It’s not only New York City that seems to be infested with rats. In Brussels, Belgium, the same pests prompted the city council to form a task force to deal with rodents.
One solution being considered by the task force is to hire a professional rat catcher who would use trained ferrets to hunt out the animals and chase them toward traps, the BBC reported.
“Since the rat is a natural prey for the ferret, the ferret is able to drive the rats out of their hiding places and bring them closer to traps,” a spokesperson for Anas Ben Adelmoumen, the councillor in charge of public cleanliness, said.
Meanwhile, the mouse population on Marion Island, a small island off the southern coast of South Africa, threatens to decimate the seabirds living there.
Mice are not only eating bird eggs but also the seabirds themselves, Earth.com reported, citing Mark Anderson, CEO of nonprofit BirdLife South Africa.

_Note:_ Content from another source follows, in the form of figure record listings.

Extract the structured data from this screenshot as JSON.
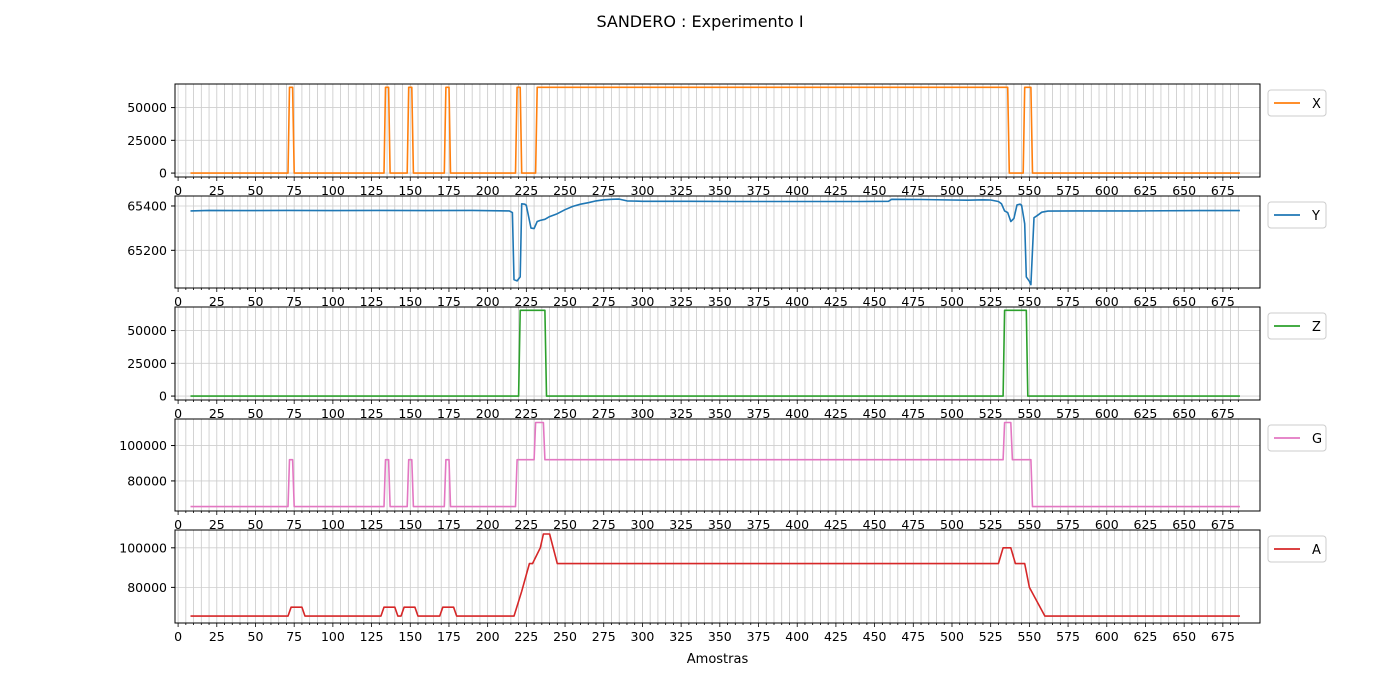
{
  "figure": {
    "title": "SANDERO : Experimento I"
  },
  "chart_data": [
    {
      "type": "line",
      "series": [
        {
          "name": "X",
          "color": "#ff7f0e",
          "x": [
            8,
            71,
            72,
            74,
            75,
            133,
            134,
            136,
            137,
            148,
            149,
            151,
            152,
            172,
            173,
            175,
            176,
            218,
            219,
            221,
            222,
            231,
            232,
            536,
            537,
            546,
            547,
            551,
            552,
            686
          ],
          "y": [
            0,
            0,
            65500,
            65500,
            0,
            0,
            65500,
            65500,
            0,
            0,
            65500,
            65500,
            0,
            0,
            65500,
            65500,
            0,
            0,
            65500,
            65500,
            0,
            0,
            65500,
            65500,
            0,
            0,
            65500,
            65500,
            0,
            0
          ]
        }
      ],
      "xlim": [
        -2,
        699
      ],
      "ylim": [
        -3000,
        68000
      ],
      "yticks": [
        0,
        25000,
        50000
      ],
      "ytick_labels": [
        "0",
        "25000",
        "50000"
      ],
      "xticks": [
        0,
        25,
        50,
        75,
        100,
        125,
        150,
        175,
        200,
        225,
        250,
        275,
        300,
        325,
        350,
        375,
        400,
        425,
        450,
        475,
        500,
        525,
        550,
        575,
        600,
        625,
        650,
        675
      ],
      "grid": true,
      "legend": "outside-right"
    },
    {
      "type": "line",
      "series": [
        {
          "name": "Y",
          "color": "#1f77b4",
          "x": [
            8,
            20,
            40,
            70,
            100,
            130,
            160,
            190,
            214,
            216,
            217,
            219,
            221,
            222,
            224,
            225,
            228,
            230,
            232,
            234,
            237,
            240,
            245,
            250,
            255,
            260,
            265,
            270,
            275,
            280,
            285,
            290,
            300,
            330,
            360,
            400,
            440,
            459,
            461,
            480,
            500,
            510,
            520,
            525,
            530,
            532,
            534,
            536,
            537,
            538,
            540,
            542,
            544,
            545,
            547,
            548,
            550,
            551,
            553,
            555,
            558,
            562,
            580,
            620,
            660,
            686
          ],
          "y": [
            65378,
            65380,
            65379,
            65380,
            65379,
            65380,
            65379,
            65380,
            65378,
            65370,
            65068,
            65062,
            65080,
            65410,
            65408,
            65403,
            65300,
            65298,
            65330,
            65335,
            65340,
            65352,
            65365,
            65383,
            65398,
            65408,
            65415,
            65423,
            65428,
            65430,
            65431,
            65423,
            65421,
            65421,
            65420,
            65420,
            65420,
            65421,
            65430,
            65429,
            65427,
            65426,
            65428,
            65427,
            65420,
            65410,
            65378,
            65370,
            65350,
            65330,
            65344,
            65405,
            65408,
            65403,
            65320,
            65080,
            65060,
            65045,
            65347,
            65356,
            65372,
            65377,
            65378,
            65378,
            65379,
            65379
          ]
        }
      ],
      "xlim": [
        -2,
        699
      ],
      "ylim": [
        65030,
        65445
      ],
      "yticks": [
        65200,
        65400
      ],
      "ytick_labels": [
        "65200",
        "65400"
      ],
      "xticks": [
        0,
        25,
        50,
        75,
        100,
        125,
        150,
        175,
        200,
        225,
        250,
        275,
        300,
        325,
        350,
        375,
        400,
        425,
        450,
        475,
        500,
        525,
        550,
        575,
        600,
        625,
        650,
        675
      ],
      "grid": true,
      "legend": "outside-right"
    },
    {
      "type": "line",
      "series": [
        {
          "name": "Z",
          "color": "#2ca02c",
          "x": [
            8,
            220,
            221,
            237,
            238,
            533,
            534,
            548,
            549,
            686
          ],
          "y": [
            0,
            0,
            65500,
            65500,
            0,
            0,
            65500,
            65500,
            0,
            0
          ]
        }
      ],
      "xlim": [
        -2,
        699
      ],
      "ylim": [
        -3000,
        68000
      ],
      "yticks": [
        0,
        25000,
        50000
      ],
      "ytick_labels": [
        "0",
        "25000",
        "50000"
      ],
      "xticks": [
        0,
        25,
        50,
        75,
        100,
        125,
        150,
        175,
        200,
        225,
        250,
        275,
        300,
        325,
        350,
        375,
        400,
        425,
        450,
        475,
        500,
        525,
        550,
        575,
        600,
        625,
        650,
        675
      ],
      "grid": true,
      "legend": "outside-right"
    },
    {
      "type": "line",
      "series": [
        {
          "name": "G",
          "color": "#e377c2",
          "x": [
            8,
            71,
            72,
            74,
            75,
            133,
            134,
            136,
            137,
            148,
            149,
            151,
            152,
            172,
            173,
            175,
            176,
            218,
            219,
            230,
            231,
            236,
            237,
            533,
            534,
            538,
            539,
            551,
            552,
            686
          ],
          "y": [
            65500,
            65500,
            92000,
            92000,
            65500,
            65500,
            92000,
            92000,
            65500,
            65500,
            92000,
            92000,
            65500,
            65500,
            92000,
            92000,
            65500,
            65500,
            92000,
            92000,
            113000,
            113000,
            92000,
            92000,
            113000,
            113000,
            92000,
            92000,
            65500,
            65500
          ]
        }
      ],
      "xlim": [
        -2,
        699
      ],
      "ylim": [
        63000,
        115000
      ],
      "yticks": [
        80000,
        100000
      ],
      "ytick_labels": [
        "80000",
        "100000"
      ],
      "xticks": [
        0,
        25,
        50,
        75,
        100,
        125,
        150,
        175,
        200,
        225,
        250,
        275,
        300,
        325,
        350,
        375,
        400,
        425,
        450,
        475,
        500,
        525,
        550,
        575,
        600,
        625,
        650,
        675
      ],
      "grid": true,
      "legend": "outside-right"
    },
    {
      "type": "line",
      "series": [
        {
          "name": "A",
          "color": "#d62728",
          "x": [
            8,
            71,
            73,
            80,
            82,
            131,
            133,
            140,
            142,
            144,
            146,
            153,
            155,
            169,
            171,
            178,
            180,
            217,
            222,
            227,
            229,
            234,
            236,
            240,
            245,
            248,
            250,
            525,
            528,
            530,
            533,
            536,
            538,
            541,
            544,
            547,
            550,
            560,
            565,
            686
          ],
          "y": [
            65500,
            65500,
            70000,
            70000,
            65500,
            65500,
            70000,
            70000,
            65500,
            65500,
            70000,
            70000,
            65500,
            65500,
            70000,
            70000,
            65500,
            65500,
            78000,
            92000,
            92000,
            100000,
            107000,
            107000,
            92000,
            92000,
            92000,
            92000,
            92000,
            92000,
            100000,
            100000,
            100000,
            92000,
            92000,
            92000,
            80000,
            65500,
            65500,
            65500
          ]
        }
      ],
      "xlim": [
        -2,
        699
      ],
      "ylim": [
        62000,
        109000
      ],
      "yticks": [
        80000,
        100000
      ],
      "ytick_labels": [
        "80000",
        "100000"
      ],
      "xticks": [
        0,
        25,
        50,
        75,
        100,
        125,
        150,
        175,
        200,
        225,
        250,
        275,
        300,
        325,
        350,
        375,
        400,
        425,
        450,
        475,
        500,
        525,
        550,
        575,
        600,
        625,
        650,
        675
      ],
      "xlabel": "Amostras",
      "grid": true,
      "legend": "outside-right"
    }
  ]
}
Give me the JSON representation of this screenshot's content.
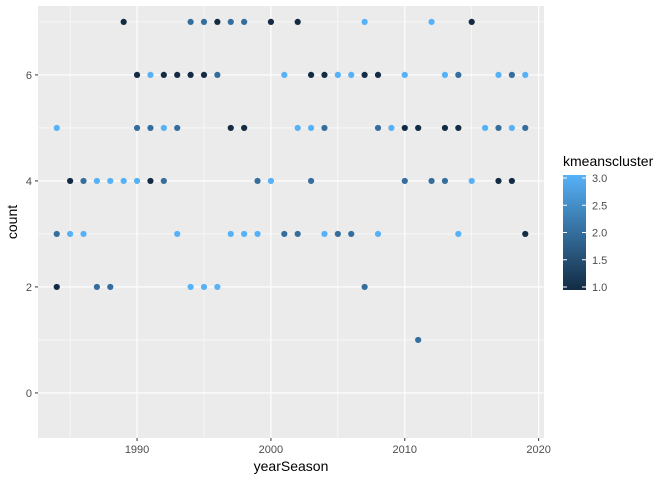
{
  "chart_data": {
    "type": "scatter",
    "xlabel": "yearSeason",
    "ylabel": "count",
    "xlim": [
      1982.6,
      2020.4
    ],
    "ylim": [
      -0.85,
      7.3
    ],
    "x_ticks": [
      1990,
      2000,
      2010,
      2020
    ],
    "y_ticks": [
      0,
      2,
      4,
      6
    ],
    "grid": true,
    "legend": {
      "title": "kmeanscluster",
      "placement": "right",
      "type": "colorbar",
      "range": [
        1.0,
        3.0
      ],
      "ticks": [
        "1.0",
        "1.5",
        "2.0",
        "2.5",
        "3.0"
      ]
    },
    "color_scale": {
      "low": "#132B43",
      "high": "#56B1F7"
    },
    "points": [
      {
        "x": 1984,
        "y": 5,
        "c": 3
      },
      {
        "x": 1984,
        "y": 3,
        "c": 2
      },
      {
        "x": 1984,
        "y": 2,
        "c": 1
      },
      {
        "x": 1985,
        "y": 4,
        "c": 1
      },
      {
        "x": 1985,
        "y": 3,
        "c": 3
      },
      {
        "x": 1986,
        "y": 4,
        "c": 2
      },
      {
        "x": 1986,
        "y": 3,
        "c": 3
      },
      {
        "x": 1987,
        "y": 4,
        "c": 3
      },
      {
        "x": 1987,
        "y": 2,
        "c": 2
      },
      {
        "x": 1988,
        "y": 4,
        "c": 3
      },
      {
        "x": 1988,
        "y": 2,
        "c": 2
      },
      {
        "x": 1989,
        "y": 7,
        "c": 1
      },
      {
        "x": 1989,
        "y": 4,
        "c": 3
      },
      {
        "x": 1990,
        "y": 6,
        "c": 1
      },
      {
        "x": 1990,
        "y": 5,
        "c": 2
      },
      {
        "x": 1990,
        "y": 4,
        "c": 3
      },
      {
        "x": 1991,
        "y": 6,
        "c": 3
      },
      {
        "x": 1991,
        "y": 5,
        "c": 2
      },
      {
        "x": 1991,
        "y": 4,
        "c": 1
      },
      {
        "x": 1992,
        "y": 6,
        "c": 1
      },
      {
        "x": 1992,
        "y": 5,
        "c": 3
      },
      {
        "x": 1992,
        "y": 4,
        "c": 2
      },
      {
        "x": 1993,
        "y": 6,
        "c": 1
      },
      {
        "x": 1993,
        "y": 5,
        "c": 2
      },
      {
        "x": 1993,
        "y": 3,
        "c": 3
      },
      {
        "x": 1994,
        "y": 7,
        "c": 2
      },
      {
        "x": 1994,
        "y": 6,
        "c": 1
      },
      {
        "x": 1994,
        "y": 2,
        "c": 3
      },
      {
        "x": 1995,
        "y": 7,
        "c": 2
      },
      {
        "x": 1995,
        "y": 6,
        "c": 1
      },
      {
        "x": 1995,
        "y": 2,
        "c": 3
      },
      {
        "x": 1996,
        "y": 7,
        "c": 1
      },
      {
        "x": 1996,
        "y": 6,
        "c": 2
      },
      {
        "x": 1996,
        "y": 2,
        "c": 3
      },
      {
        "x": 1997,
        "y": 7,
        "c": 2
      },
      {
        "x": 1997,
        "y": 5,
        "c": 1
      },
      {
        "x": 1997,
        "y": 3,
        "c": 3
      },
      {
        "x": 1998,
        "y": 7,
        "c": 2
      },
      {
        "x": 1998,
        "y": 5,
        "c": 1
      },
      {
        "x": 1998,
        "y": 3,
        "c": 3
      },
      {
        "x": 1999,
        "y": 4,
        "c": 2
      },
      {
        "x": 1999,
        "y": 3,
        "c": 3
      },
      {
        "x": 2000,
        "y": 7,
        "c": 1
      },
      {
        "x": 2000,
        "y": 4,
        "c": 3
      },
      {
        "x": 2001,
        "y": 6,
        "c": 3
      },
      {
        "x": 2001,
        "y": 3,
        "c": 2
      },
      {
        "x": 2002,
        "y": 7,
        "c": 1
      },
      {
        "x": 2002,
        "y": 5,
        "c": 3
      },
      {
        "x": 2002,
        "y": 3,
        "c": 2
      },
      {
        "x": 2003,
        "y": 6,
        "c": 1
      },
      {
        "x": 2003,
        "y": 5,
        "c": 3
      },
      {
        "x": 2003,
        "y": 4,
        "c": 2
      },
      {
        "x": 2004,
        "y": 6,
        "c": 1
      },
      {
        "x": 2004,
        "y": 5,
        "c": 2
      },
      {
        "x": 2004,
        "y": 3,
        "c": 3
      },
      {
        "x": 2005,
        "y": 6,
        "c": 3
      },
      {
        "x": 2005,
        "y": 3,
        "c": 2
      },
      {
        "x": 2006,
        "y": 6,
        "c": 3
      },
      {
        "x": 2006,
        "y": 3,
        "c": 2
      },
      {
        "x": 2007,
        "y": 7,
        "c": 3
      },
      {
        "x": 2007,
        "y": 6,
        "c": 1
      },
      {
        "x": 2007,
        "y": 2,
        "c": 2
      },
      {
        "x": 2008,
        "y": 6,
        "c": 1
      },
      {
        "x": 2008,
        "y": 5,
        "c": 2
      },
      {
        "x": 2008,
        "y": 3,
        "c": 3
      },
      {
        "x": 2009,
        "y": 5,
        "c": 3
      },
      {
        "x": 2010,
        "y": 6,
        "c": 3
      },
      {
        "x": 2010,
        "y": 5,
        "c": 1
      },
      {
        "x": 2010,
        "y": 4,
        "c": 2
      },
      {
        "x": 2011,
        "y": 5,
        "c": 1
      },
      {
        "x": 2011,
        "y": 1,
        "c": 2
      },
      {
        "x": 2012,
        "y": 7,
        "c": 3
      },
      {
        "x": 2012,
        "y": 4,
        "c": 2
      },
      {
        "x": 2013,
        "y": 6,
        "c": 3
      },
      {
        "x": 2013,
        "y": 5,
        "c": 1
      },
      {
        "x": 2013,
        "y": 4,
        "c": 2
      },
      {
        "x": 2014,
        "y": 6,
        "c": 2
      },
      {
        "x": 2014,
        "y": 5,
        "c": 1
      },
      {
        "x": 2014,
        "y": 3,
        "c": 3
      },
      {
        "x": 2015,
        "y": 7,
        "c": 1
      },
      {
        "x": 2015,
        "y": 4,
        "c": 3
      },
      {
        "x": 2016,
        "y": 5,
        "c": 3
      },
      {
        "x": 2017,
        "y": 6,
        "c": 3
      },
      {
        "x": 2017,
        "y": 5,
        "c": 2
      },
      {
        "x": 2017,
        "y": 4,
        "c": 1
      },
      {
        "x": 2018,
        "y": 6,
        "c": 2
      },
      {
        "x": 2018,
        "y": 5,
        "c": 3
      },
      {
        "x": 2018,
        "y": 4,
        "c": 1
      },
      {
        "x": 2019,
        "y": 6,
        "c": 3
      },
      {
        "x": 2019,
        "y": 5,
        "c": 2
      },
      {
        "x": 2019,
        "y": 3,
        "c": 1
      }
    ]
  }
}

“Mice just climb onto them and slowly eat them until they succumb,” Anderson said, according to Earth.com.
Nineteen of 29 bird species living on Marion, which is administered by South Africa, are already facing local extinction, so the Mouse-Free Marion Project was launched to exterminate the island’s mice all at once and leave the rodents with no chance of recovering.
Under the project, supported by conservationists, helicopters will drop 600 tons of rodenticide-laced cereal pellets to poison the mice. Officials are raising the $29 million needed to implement the project in 2027.